The biggest "stretch" in TBAA is its premise that angels intervene casually in people's lives, a premise its producers probably have borrowed from It's A Wonderful Life. That is not as common as the show suggests, of course, but there are biblical examples of angels appearing in human form in the lives of human beings, including Mary and Joseph, the Apostle Peter and his companions (Acts 5:19), for starters. And more than the biblical evidence for their premise, the producer/writers probably rely on the testimony of many people who tell of having been visited by angels. Research by Gallup-type poll takers find that a high cross-section of people testify of having been helped by angels, so much so that I'm surprised that no one has taken up my invitation to share such encounters this week. Another show that I've followed for some time, PAX's It's A Miracle, has provided a few "substantive" reenactments of such visitations, none of which have been as sustained or intimate as those in TBAA.

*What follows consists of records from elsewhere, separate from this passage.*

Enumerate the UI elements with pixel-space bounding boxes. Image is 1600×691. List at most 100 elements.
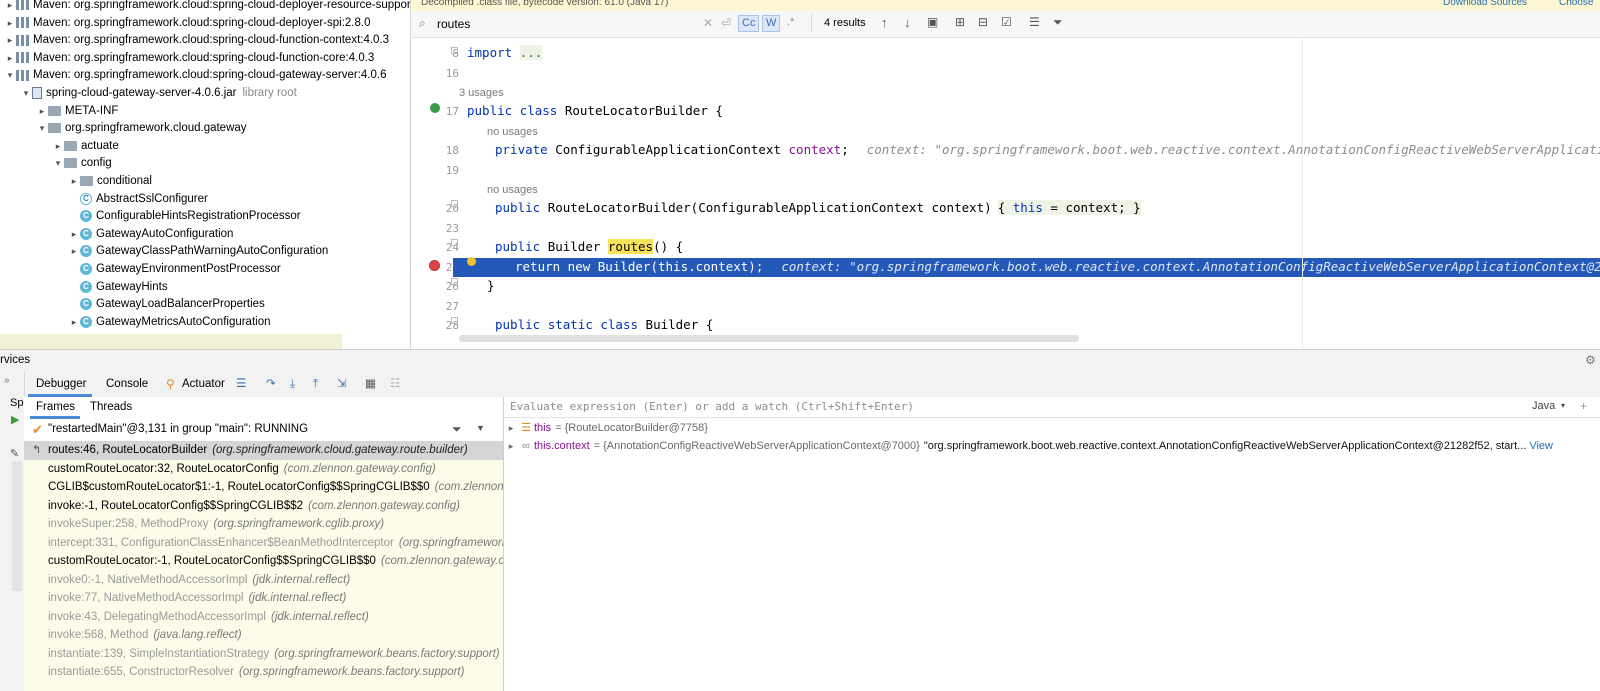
tree-item[interactable]: ▾ org.springframework.cloud.gateway [0,119,247,137]
choose-sources-link[interactable]: Choose [1559,0,1593,8]
evaluate-table-icon[interactable]: ▦ [365,371,376,397]
regex-button[interactable]: .* [787,16,794,28]
chevron-icon[interactable]: ▾ [52,154,64,172]
tab-threads[interactable]: Threads [90,401,132,413]
frame-row[interactable]: invokeSuper:258, MethodProxy (org.springf… [24,515,503,534]
tree-item[interactable]: C ConfigurableHintsRegistrationProcessor [0,207,301,225]
chevron-right-icon[interactable]: ▸ [504,437,518,455]
frame-row[interactable]: invoke0:-1, NativeMethodAccessorImpl (jdk… [24,571,503,590]
step-into-icon[interactable]: ⤓ [290,371,295,397]
tree-item[interactable]: ▸ META-INF [0,102,119,120]
tree-item[interactable]: ▾ Maven: org.springframework.cloud:spring… [0,66,387,84]
usages-hint[interactable]: no usages [487,126,538,138]
trace-icon[interactable]: ☷ [390,371,400,397]
tree-item[interactable]: ▸ actuate [0,137,119,155]
chevron-icon[interactable]: ▾ [4,66,16,84]
wrench-icon[interactable]: ✎ [10,447,19,460]
remove-occurrence-icon[interactable]: ⊟ [978,15,988,29]
tree-item[interactable]: ▾ spring-cloud-gateway-server-4.0.6.jar li… [0,84,297,102]
lightbulb-icon[interactable] [467,257,476,266]
add-occurrence-icon[interactable]: ⊞ [955,15,965,29]
filter-search-results-icon[interactable]: ☰ [1029,15,1040,29]
tab-actuator[interactable]: Actuator [182,371,225,397]
tree-item[interactable]: ▸ Maven: org.springframework.cloud:spring… [0,31,389,49]
usages-hint[interactable]: no usages [487,184,538,196]
code-area[interactable]: 8 import ... 16 3 usages 17 public class Rout… [411,37,1600,349]
search-input[interactable]: routes [437,17,470,31]
tree-item[interactable]: ▸ Maven: org.springframework.cloud:spring… [0,49,375,67]
download-sources-link[interactable]: Download Sources [1443,0,1527,8]
tree-item[interactable]: ▸ conditional [0,172,152,190]
frame-row[interactable]: invoke:77, NativeMethodAccessorImpl (jdk.… [24,589,503,608]
chevron-icon[interactable]: ▾ [36,119,48,137]
menu-icon[interactable]: ☰ [236,371,246,397]
chevron-icon[interactable]: ▸ [4,31,16,49]
resume-icon[interactable]: ▶ [11,413,19,426]
chevron-icon[interactable]: ▸ [68,225,80,243]
chevron-icon[interactable]: ▸ [36,102,48,120]
tree-item[interactable]: ▸ C GatewayClassPathWarningAutoConfigurati… [0,242,328,260]
tree-item[interactable]: C AbstractSslConfigurer [0,190,208,208]
tab-frames[interactable]: Frames [36,401,75,413]
tree-item[interactable]: ▸ Maven: org.springframework.cloud:spring… [0,14,371,32]
chevron-icon[interactable]: ▸ [4,14,16,32]
frame-row[interactable]: invoke:568, Method (java.lang.reflect) [24,626,503,645]
filter-icon[interactable]: ⏷ [1053,15,1063,30]
filter-icon[interactable]: ⏷ [452,422,462,437]
tree-item[interactable]: C GatewayHints [0,278,168,296]
fold-icon[interactable] [451,278,458,285]
chevron-icon[interactable]: ▸ [52,137,64,155]
tree-item[interactable]: ▸ C GatewayAutoConfiguration [0,225,233,243]
variable-row[interactable]: ▸ ∞ this.context = {AnnotationConfigReactiv… [504,437,1600,455]
language-select[interactable]: Java [1532,400,1555,412]
select-all-occurrences-icon[interactable]: ☑ [1001,15,1012,29]
frame-row[interactable]: customRouteLocator:-1, RouteLocatorConfi… [24,552,503,571]
chevron-icon[interactable]: ▸ [4,49,16,67]
chevron-icon[interactable]: ▸ [68,313,80,331]
tab-console[interactable]: Console [106,371,148,397]
add-watch-icon[interactable]: + [1580,399,1587,413]
arrow-down-icon[interactable]: ↓ [904,15,911,30]
words-button[interactable]: W [762,15,781,32]
newline-icon[interactable]: ⏎ [721,16,731,30]
frame-row[interactable]: customRouteLocator:32, RouteLocatorConfi… [24,460,503,479]
fold-icon[interactable] [451,317,458,324]
chevron-icon[interactable]: ▸ [68,242,80,260]
implemented-icon[interactable] [430,103,440,113]
settings-icon[interactable]: ⚙ [1585,353,1596,367]
frame-row[interactable]: instantiate:139, SimpleInstantiationStra… [24,645,503,664]
match-case-button[interactable]: Cc [738,15,760,32]
frame-row[interactable]: instantiate:655, ConstructorResolver (org… [24,663,503,682]
frame-row[interactable]: invoke:-1, RouteLocatorConfig$$SpringCGL… [24,497,503,516]
fold-icon[interactable] [451,47,458,54]
step-out-icon[interactable]: ⤒ [313,371,318,397]
horizontal-scrollbar[interactable] [459,335,1079,342]
tree-item[interactable]: C GatewayLoadBalancerProperties [0,295,265,313]
fold-icon[interactable] [451,200,458,207]
evaluate-input[interactable]: Evaluate expression (Enter) or add a wat… [510,400,914,413]
chevron-icon[interactable]: ▾ [20,84,32,102]
expand-icon[interactable]: » [4,375,10,386]
arrow-up-icon[interactable]: ↑ [881,15,888,30]
frame-row[interactable]: ↰ routes:46, RouteLocatorBuilder (org.spri… [24,441,503,460]
breakpoint-icon[interactable] [429,260,440,271]
open-in-window-icon[interactable]: ▣ [927,15,938,29]
tree-item[interactable]: ▸ C GatewayMetricsAutoConfiguration [0,313,271,331]
chevron-icon[interactable]: ▸ [4,0,16,14]
clear-search-icon[interactable]: ✕ [703,16,713,30]
fold-icon[interactable] [451,239,458,246]
usages-hint[interactable]: 3 usages [459,87,504,99]
frame-row[interactable]: intercept:331, ConfigurationClassEnhance… [24,534,503,553]
thread-selector[interactable]: ✔ "restartedMain"@3,131 in group "main":… [24,419,503,442]
frame-row[interactable]: CGLIB$customRouteLocator$1:-1, RouteLoca… [24,478,503,497]
variable-row[interactable]: ▸ ☰ this = {RouteLocatorBuilder@7758} [504,419,1600,437]
tree-item[interactable]: ▾ config [0,154,112,172]
tree-item[interactable]: C GatewayEnvironmentPostProcessor [0,260,281,278]
run-to-cursor-icon[interactable]: ⇲ [337,371,347,397]
chevron-down-icon[interactable]: ▼ [476,423,485,433]
step-over-icon[interactable]: ↷ [266,371,276,397]
chevron-down-icon[interactable]: ▾ [1561,401,1565,410]
frame-row[interactable]: invoke:43, DelegatingMethodAccessorImpl (… [24,608,503,627]
chevron-right-icon[interactable]: ▸ [504,419,518,437]
chevron-icon[interactable]: ▸ [68,172,80,190]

TBAA's "turning on the halos" at the moment of revelation in the stories' climaxes may seem hokey, but has support in anecdotal testimony about angelic visits, and also in the intervention of saints on behalf of their "spiritual children." I read lives of saints constantly, and though it is not usual, seeing auras or halos around their heads or seeing their faces literally glow is mentioned repeatedly.

This topic seems to be "in season," so input is still encouraged. Let me know your experiences along these lines, if any, or any reactions, positive or negative, to what's been said, or any questions you want to pose (not that I am the "answer man," but there is wisdom "out there"). If there is no other topic crying out for treatment next week, we may continue this on Tuesday.

—Webmaster Jon Kennedy

On-the-job dictionary

"APPLY IN PERSON": If you're old, fat, or ugly you'll be told the position has been filled.

"NO PHONE CALLS, PLEASE": We've filled the job; our call for resumes is just a legal formality.

"SEEKING CANDIDATES WITH A WIDE VARIETY OF EXPERIENCE:" You'll need it to replace three people who just left.

—Sent by Mike Harrison

Thought for today

The original Santa Claus

St. Nicholas was born in Asia Minor (now Turkey) and was the Bishop of Myra until his death around 350 A.D, His generosity to the poor is legendary. The giving of gifts at Christmas is attributed to him. A Greek legend from Myra says that gifts would appear mysteriously at the doors of the poor houses at Christmastime. This occurred year after year, until St. Nicholas passed away, when the gifts no longer appeared! It was then realized that the gifts had been brought by St. Nicholas to the poor children.

Another legend of St. Nicholas says that three daughters were so poor that they did not have the required dowry to be married. St. Nicholas pitied the girls and secretly gave them one gold piece each, which enabled them to marry. The legend of the kindness of St. Nicholas to the three daughters is known as "The visit of St. Nicholas" and was brought to America by Dutch colonists who first developed New York (New Amsterdam). The Dutch word for St. Nicholas is "Sinterklaas," which was rendered Santa Claus in English. In 1822, Clement C. Moore composed his famous poem, "A Visit from St. Nicholas," later published as "The Night Before Christmas." Moore's poem is considered to be the basis for the modern-day image of Santa Claus as a jolly fat man in a red suit, bearing gifts.

It is unfortunate that the modern day image of Santa Claus, a caricature of a poem, has overtaken the true image of St. Nicholas, one of the greatest bishops in Christian history, whose true story should be known. His whole life he lived for the poor and did all he could do for them. He so profoundly affected the poor that his death was seen as the passing of a great loved one, so many stories flourished about him that some live on till this day as legends 15 centuries later. More churches are said to have been named for St. Nicholas than any other individual, attesting to his great popularity.

St. Nicholas' "Saint's Day" is December 6 which, in many countries of the world, marks the beginning of the Christmas season.